Le tasse che pagano le grandi multinazionali potrebbero presto cambiare. Dagli USA lo scorso aprile è partita la proposta che potrebbe ridisegnare lo scenario delle tasse già tra un paio di mesi, quando ci sarà il G20 di Venezia.
La proposta sulle tasse uniche
La grandi società che operano in diversi Paesi potrebbero pagare una tassa unica del 15%, come giovedì scorso ha deciso dall’amministrazione Joe Biden. All’inizio si pensava che l’aliquota potesse arrivare al 21% – uguale cioè a quella che negli States pagano tutte le società, dopo la riforma fiscale di Trump – ma si è deciso per un approccio più soft.
Va precisato che l’aliquota proposta è solo quella minima, che il G20 potrebbe decidere di alzare. Anzi, il capo del Tesoro USA ha chiaramente detto che il dibattito internazionale deve porsi come obiettivo quella di rivederla al rialzo.
La rivoluzione
Se questo passo venisse compiuto, si tratterebbe di una bella rivoluzione. Infatti sarebbe più dura, da parte di alcuni Paesi (come Olanda, Irlanda e Lussemburgo), attirare le grandi mutlinazionali attraverso strizzatine d’occhio sotto il profilo fiscale. Accordi un po’ sleali tramite i quali si fanno pagare meno tasse, in cambio di posti di lavoro e investimenti.
Per questo motivo il problema reale non è l’ammontare dell’aliquota di questa tassa unica, bensì raggiungere un accordo politico il prima possibile.
…dopo si passerà alla web tax
L’importanza di giungere a questa tassa unica sulle multinazionali è anche ulteriore. Infatti un accordo potrebbe spingere anche il cammino della più ambiziosa web tax, che al momento procede per fatti suoi in ciascun Paese.

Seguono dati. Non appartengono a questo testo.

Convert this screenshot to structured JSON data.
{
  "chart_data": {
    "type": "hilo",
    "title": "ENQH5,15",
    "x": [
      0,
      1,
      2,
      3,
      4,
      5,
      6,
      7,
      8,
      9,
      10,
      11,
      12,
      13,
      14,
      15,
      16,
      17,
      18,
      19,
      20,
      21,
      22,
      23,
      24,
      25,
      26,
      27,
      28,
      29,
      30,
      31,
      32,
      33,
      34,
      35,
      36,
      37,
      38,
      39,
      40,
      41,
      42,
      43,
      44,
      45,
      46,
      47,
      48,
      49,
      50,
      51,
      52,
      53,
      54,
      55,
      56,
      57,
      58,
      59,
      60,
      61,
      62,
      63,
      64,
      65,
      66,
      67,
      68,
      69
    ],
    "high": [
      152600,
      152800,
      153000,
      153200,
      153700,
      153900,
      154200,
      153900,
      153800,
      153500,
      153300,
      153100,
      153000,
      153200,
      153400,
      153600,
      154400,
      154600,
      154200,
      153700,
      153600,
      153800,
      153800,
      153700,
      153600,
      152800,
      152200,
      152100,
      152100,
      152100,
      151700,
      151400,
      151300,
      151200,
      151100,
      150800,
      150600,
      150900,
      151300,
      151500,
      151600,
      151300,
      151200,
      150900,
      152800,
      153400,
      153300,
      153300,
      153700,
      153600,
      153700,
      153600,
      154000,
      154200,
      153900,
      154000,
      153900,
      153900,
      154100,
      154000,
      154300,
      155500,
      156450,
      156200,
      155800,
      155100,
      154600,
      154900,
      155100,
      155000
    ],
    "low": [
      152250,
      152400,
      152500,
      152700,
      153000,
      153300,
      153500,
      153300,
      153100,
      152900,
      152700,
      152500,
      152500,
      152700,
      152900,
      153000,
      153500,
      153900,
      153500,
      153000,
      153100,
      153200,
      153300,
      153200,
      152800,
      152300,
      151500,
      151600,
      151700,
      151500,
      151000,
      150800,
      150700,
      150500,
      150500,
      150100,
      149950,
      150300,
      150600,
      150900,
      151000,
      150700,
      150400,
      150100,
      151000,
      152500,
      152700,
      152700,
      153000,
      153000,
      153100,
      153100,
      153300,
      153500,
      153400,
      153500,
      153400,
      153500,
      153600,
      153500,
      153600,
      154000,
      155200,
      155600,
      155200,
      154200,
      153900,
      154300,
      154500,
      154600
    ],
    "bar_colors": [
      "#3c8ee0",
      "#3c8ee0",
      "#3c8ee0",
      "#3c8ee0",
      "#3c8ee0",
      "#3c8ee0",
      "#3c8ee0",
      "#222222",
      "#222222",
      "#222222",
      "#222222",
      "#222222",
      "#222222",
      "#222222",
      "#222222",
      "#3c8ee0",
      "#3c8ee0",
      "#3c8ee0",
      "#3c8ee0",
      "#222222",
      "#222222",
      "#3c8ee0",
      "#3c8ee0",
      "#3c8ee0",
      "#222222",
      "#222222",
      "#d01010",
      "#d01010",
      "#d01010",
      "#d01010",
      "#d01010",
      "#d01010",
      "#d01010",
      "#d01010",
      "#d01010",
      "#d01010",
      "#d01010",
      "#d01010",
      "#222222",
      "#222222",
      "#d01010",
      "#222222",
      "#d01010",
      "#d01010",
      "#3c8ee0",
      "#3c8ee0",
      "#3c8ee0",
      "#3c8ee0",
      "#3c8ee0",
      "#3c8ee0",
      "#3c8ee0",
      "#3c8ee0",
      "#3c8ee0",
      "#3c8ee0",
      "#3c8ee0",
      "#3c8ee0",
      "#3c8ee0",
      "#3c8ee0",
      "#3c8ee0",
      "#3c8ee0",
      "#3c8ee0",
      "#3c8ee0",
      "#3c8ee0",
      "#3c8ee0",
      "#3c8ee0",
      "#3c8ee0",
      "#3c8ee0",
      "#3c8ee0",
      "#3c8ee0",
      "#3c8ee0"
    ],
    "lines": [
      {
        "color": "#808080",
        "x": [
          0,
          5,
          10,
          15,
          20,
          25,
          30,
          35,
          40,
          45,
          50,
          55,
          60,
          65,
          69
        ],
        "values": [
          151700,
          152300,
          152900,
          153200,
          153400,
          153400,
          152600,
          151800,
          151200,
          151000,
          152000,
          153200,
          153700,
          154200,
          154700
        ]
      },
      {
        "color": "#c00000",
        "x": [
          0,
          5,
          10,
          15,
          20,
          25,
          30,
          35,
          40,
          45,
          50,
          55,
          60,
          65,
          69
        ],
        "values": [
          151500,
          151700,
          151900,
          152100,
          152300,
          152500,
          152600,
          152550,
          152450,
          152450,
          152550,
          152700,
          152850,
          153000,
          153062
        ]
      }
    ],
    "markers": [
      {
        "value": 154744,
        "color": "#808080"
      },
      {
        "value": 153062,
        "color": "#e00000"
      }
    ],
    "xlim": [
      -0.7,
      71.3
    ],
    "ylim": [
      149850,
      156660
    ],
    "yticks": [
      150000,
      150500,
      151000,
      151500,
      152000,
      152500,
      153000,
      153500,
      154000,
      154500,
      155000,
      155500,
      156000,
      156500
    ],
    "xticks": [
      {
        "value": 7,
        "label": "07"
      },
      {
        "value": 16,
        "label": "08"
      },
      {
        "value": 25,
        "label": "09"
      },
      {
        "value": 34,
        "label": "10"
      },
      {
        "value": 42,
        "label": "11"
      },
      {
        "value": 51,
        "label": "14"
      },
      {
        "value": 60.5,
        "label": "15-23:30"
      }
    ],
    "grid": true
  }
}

In Italia ad esempio, la web tax italiana si applica alle società con oltre 750 milioni di ricavi l’anno nel mondo di cui almeno 5,5 in Italia. Il presupposto è che l’utente che usufruisce del servizio tassabile si trovi su territorio italiano. In tal modo, si spera di far pagare circa 700 milioni ai grandi gruppi del web che oggi ne versano appena un decimo.